Sonuç olarak, travma ve Travma Sonrası Stres Bozukluğu (TSSB)’nin çok boyutlu doğası, disiplinlerarası bir yaklaşımı gerekli kılmaktadır. Bu olgunun anlaşılması, tanılanması ve tedavi edilmesinde bireysel, toplumsal ve kültürel dinamiklerin birlikte ele alınması hem önleyici hem de iyileştirici müdahalelerin etkinliğini artıracaktır.
Kaynakça
American Psychiatric Association. (2013). Diagnostic and statistical manual of mental disorders (5th ed.). https://doi.org/10.1176/appi.books.9780890425596
Aker, T., & Önen, P. P. (2006). Travma sonrası stres bozukluğu. Turkiye Klinikleri Journal of Internal Medical Sciences, 2(12), 52-63.
Beck, J. S. (2011).
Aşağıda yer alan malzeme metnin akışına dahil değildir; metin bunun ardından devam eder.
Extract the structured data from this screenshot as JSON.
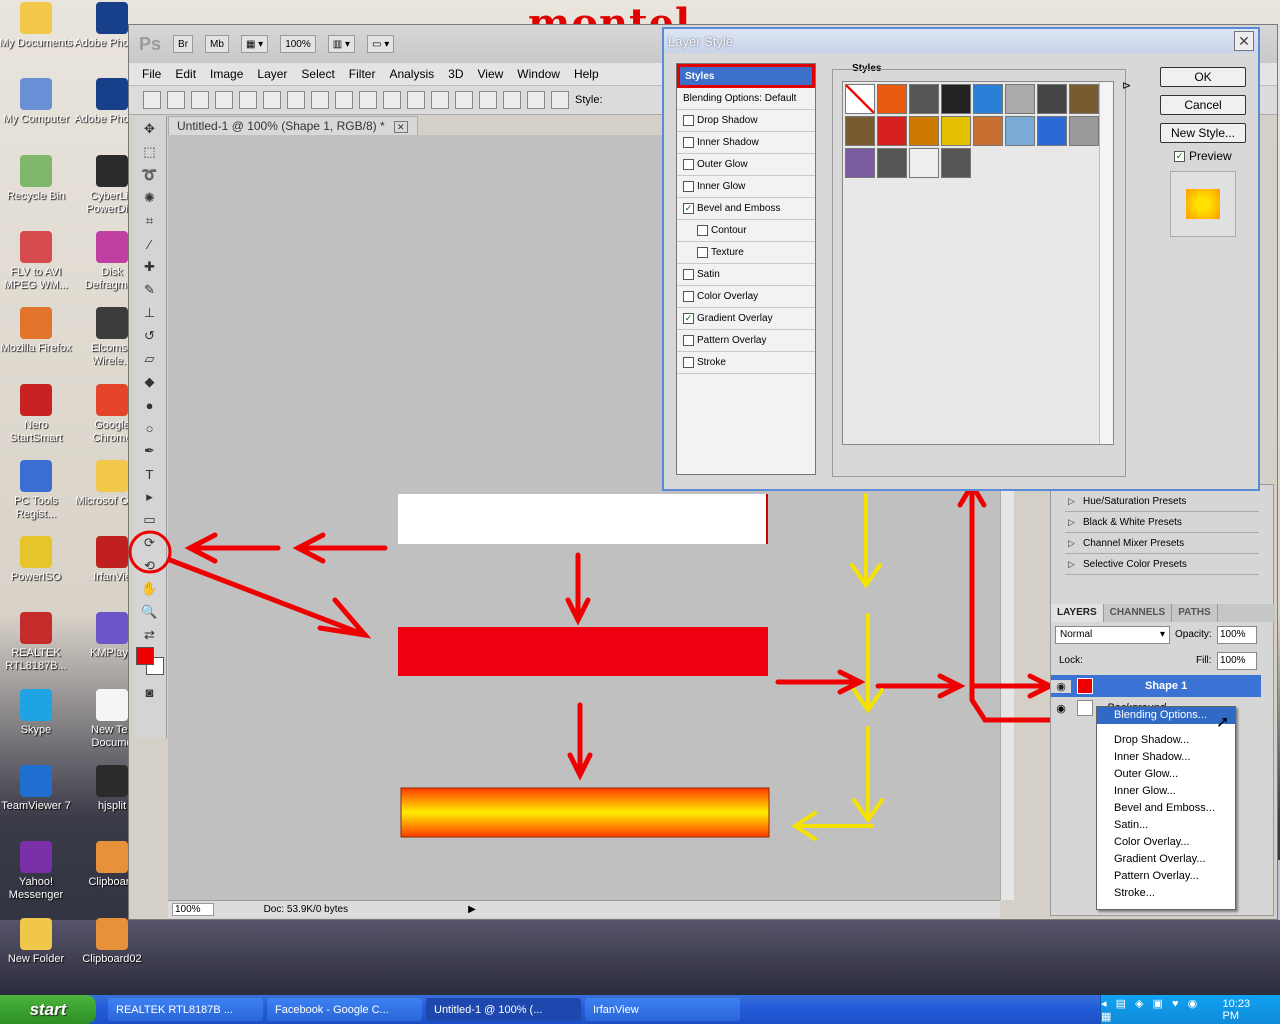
{
  "watermark": "montel",
  "desktop_icons": [
    {
      "label": "My Documents",
      "color": "#f2c84b"
    },
    {
      "label": "My Computer",
      "color": "#6b8fd6"
    },
    {
      "label": "Recycle Bin",
      "color": "#7fb86b"
    },
    {
      "label": "FLV to AVI MPEG WM...",
      "color": "#d64b4b"
    },
    {
      "label": "Mozilla Firefox",
      "color": "#e2742d"
    },
    {
      "label": "Nero StartSmart",
      "color": "#c92222"
    },
    {
      "label": "PC Tools Regist...",
      "color": "#3a6fd1"
    },
    {
      "label": "PowerISO",
      "color": "#e5c52a"
    },
    {
      "label": "REALTEK RTL8187B...",
      "color": "#c42b2b"
    },
    {
      "label": "Skype",
      "color": "#1fa3e5"
    },
    {
      "label": "TeamViewer 7",
      "color": "#1f6fd1"
    },
    {
      "label": "Yahoo! Messenger",
      "color": "#7b2fa8"
    },
    {
      "label": "New Folder",
      "color": "#f0c64b"
    }
  ],
  "desktop_icons_col2": [
    {
      "label": "Adobe Photosh",
      "color": "#173f8a"
    },
    {
      "label": "Adobe Photosh",
      "color": "#173f8a"
    },
    {
      "label": "CyberLin PowerDire",
      "color": "#2b2b2b"
    },
    {
      "label": "Disk Defragmen",
      "color": "#c03fa0"
    },
    {
      "label": "Elcomso Wirele...",
      "color": "#3b3b3b"
    },
    {
      "label": "Google Chrome",
      "color": "#e4442a"
    },
    {
      "label": "Microsof Office",
      "color": "#f2c84b"
    },
    {
      "label": "IrfanVie",
      "color": "#c02020"
    },
    {
      "label": "KMPlaye",
      "color": "#6b55c9"
    },
    {
      "label": "New Tex Docume",
      "color": "#f5f5f5"
    },
    {
      "label": "hjsplit",
      "color": "#2b2b2b"
    },
    {
      "label": "Clipboard",
      "color": "#e7913a"
    },
    {
      "label": "Clipboard02",
      "color": "#e7913a"
    }
  ],
  "photoshop": {
    "logo": "Ps",
    "title_chips": [
      "Br",
      "Mb"
    ],
    "zoom": "100%",
    "menu": [
      "File",
      "Edit",
      "Image",
      "Layer",
      "Select",
      "Filter",
      "Analysis",
      "3D",
      "View",
      "Window",
      "Help"
    ],
    "options_style_label": "Style:",
    "document_tab": "Untitled-1 @ 100% (Shape 1, RGB/8) *",
    "status_zoom": "100%",
    "status_doc": "Doc: 53.9K/0 bytes"
  },
  "adjustments_presets": [
    "Hue/Saturation Presets",
    "Black & White Presets",
    "Channel Mixer Presets",
    "Selective Color Presets"
  ],
  "layers_panel": {
    "tabs": [
      "LAYERS",
      "CHANNELS",
      "PATHS"
    ],
    "blend_mode": "Normal",
    "opacity_label": "Opacity:",
    "opacity": "100%",
    "lock_label": "Lock:",
    "fill_label": "Fill:",
    "fill": "100%",
    "layers": [
      "Shape 1",
      "Background"
    ]
  },
  "context_menu": {
    "highlighted": "Blending Options...",
    "items": [
      "Drop Shadow...",
      "Inner Shadow...",
      "Outer Glow...",
      "Inner Glow...",
      "Bevel and Emboss...",
      "Satin...",
      "Color Overlay...",
      "Gradient Overlay...",
      "Pattern Overlay...",
      "Stroke..."
    ]
  },
  "layer_style_dialog": {
    "title": "Layer Style",
    "styles_header": "Styles",
    "blending_options": "Blending Options: Default",
    "effects": [
      {
        "label": "Drop Shadow",
        "checked": false,
        "sub": false
      },
      {
        "label": "Inner Shadow",
        "checked": false,
        "sub": false
      },
      {
        "label": "Outer Glow",
        "checked": false,
        "sub": false
      },
      {
        "label": "Inner Glow",
        "checked": false,
        "sub": false
      },
      {
        "label": "Bevel and Emboss",
        "checked": true,
        "sub": false
      },
      {
        "label": "Contour",
        "checked": false,
        "sub": true
      },
      {
        "label": "Texture",
        "checked": false,
        "sub": true
      },
      {
        "label": "Satin",
        "checked": false,
        "sub": false
      },
      {
        "label": "Color Overlay",
        "checked": false,
        "sub": false
      },
      {
        "label": "Gradient Overlay",
        "checked": true,
        "sub": false
      },
      {
        "label": "Pattern Overlay",
        "checked": false,
        "sub": false
      },
      {
        "label": "Stroke",
        "checked": false,
        "sub": false
      }
    ],
    "styles_group_label": "Styles",
    "buttons": {
      "ok": "OK",
      "cancel": "Cancel",
      "new_style": "New Style..."
    },
    "preview_label": "Preview",
    "preview_checked": true,
    "swatch_colors": [
      "#ffffff",
      "#e85a10",
      "#555555",
      "#222222",
      "#2a7fd6",
      "#aaaaaa",
      "#444444",
      "#7a5a30",
      "#7a5a30",
      "#d62020",
      "#cc7a00",
      "#e5c000",
      "#c77030",
      "#7aaad6",
      "#2a6ad6",
      "#999999",
      "#7a5aa0",
      "#555555",
      "#eeeeee",
      "#555555"
    ]
  },
  "taskbar": {
    "start": "start",
    "tasks": [
      "REALTEK RTL8187B ...",
      "Facebook - Google C...",
      "Untitled-1 @ 100% (...",
      "IrfanView"
    ],
    "active_index": 2,
    "clock": "10:23 PM"
  }
}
Bilişsel davranışçı terapi: Temel ilkeler ve uygulama. (Çev. Gökben Hızlı Sayar). Psikonet Yayıncılık.
Bolu, A., Erdem, M., & Öznur, T. (2014). Travma sonrası stres bozukluğu. Anatolian Journal of Clinical Investigation, 8(2).
Özgen, G. (1999). Travma sonrası stres bozukluğu: Tanım, epidemiyoloji ve klinik özellikler. Türk Psikiyatri Dergisi, 10(3), 203–212.
Örselen, M. (2022). Travma sonrası stres bozukluğu ve tedavi yaklaşımları. Psikoloji Güncesi, 5(2), 45–57.
Özgen, F., & Aydın, H. (1999). Travma sonrası stres bozukluğu. Klinik Psikiyatri, 1(34-41).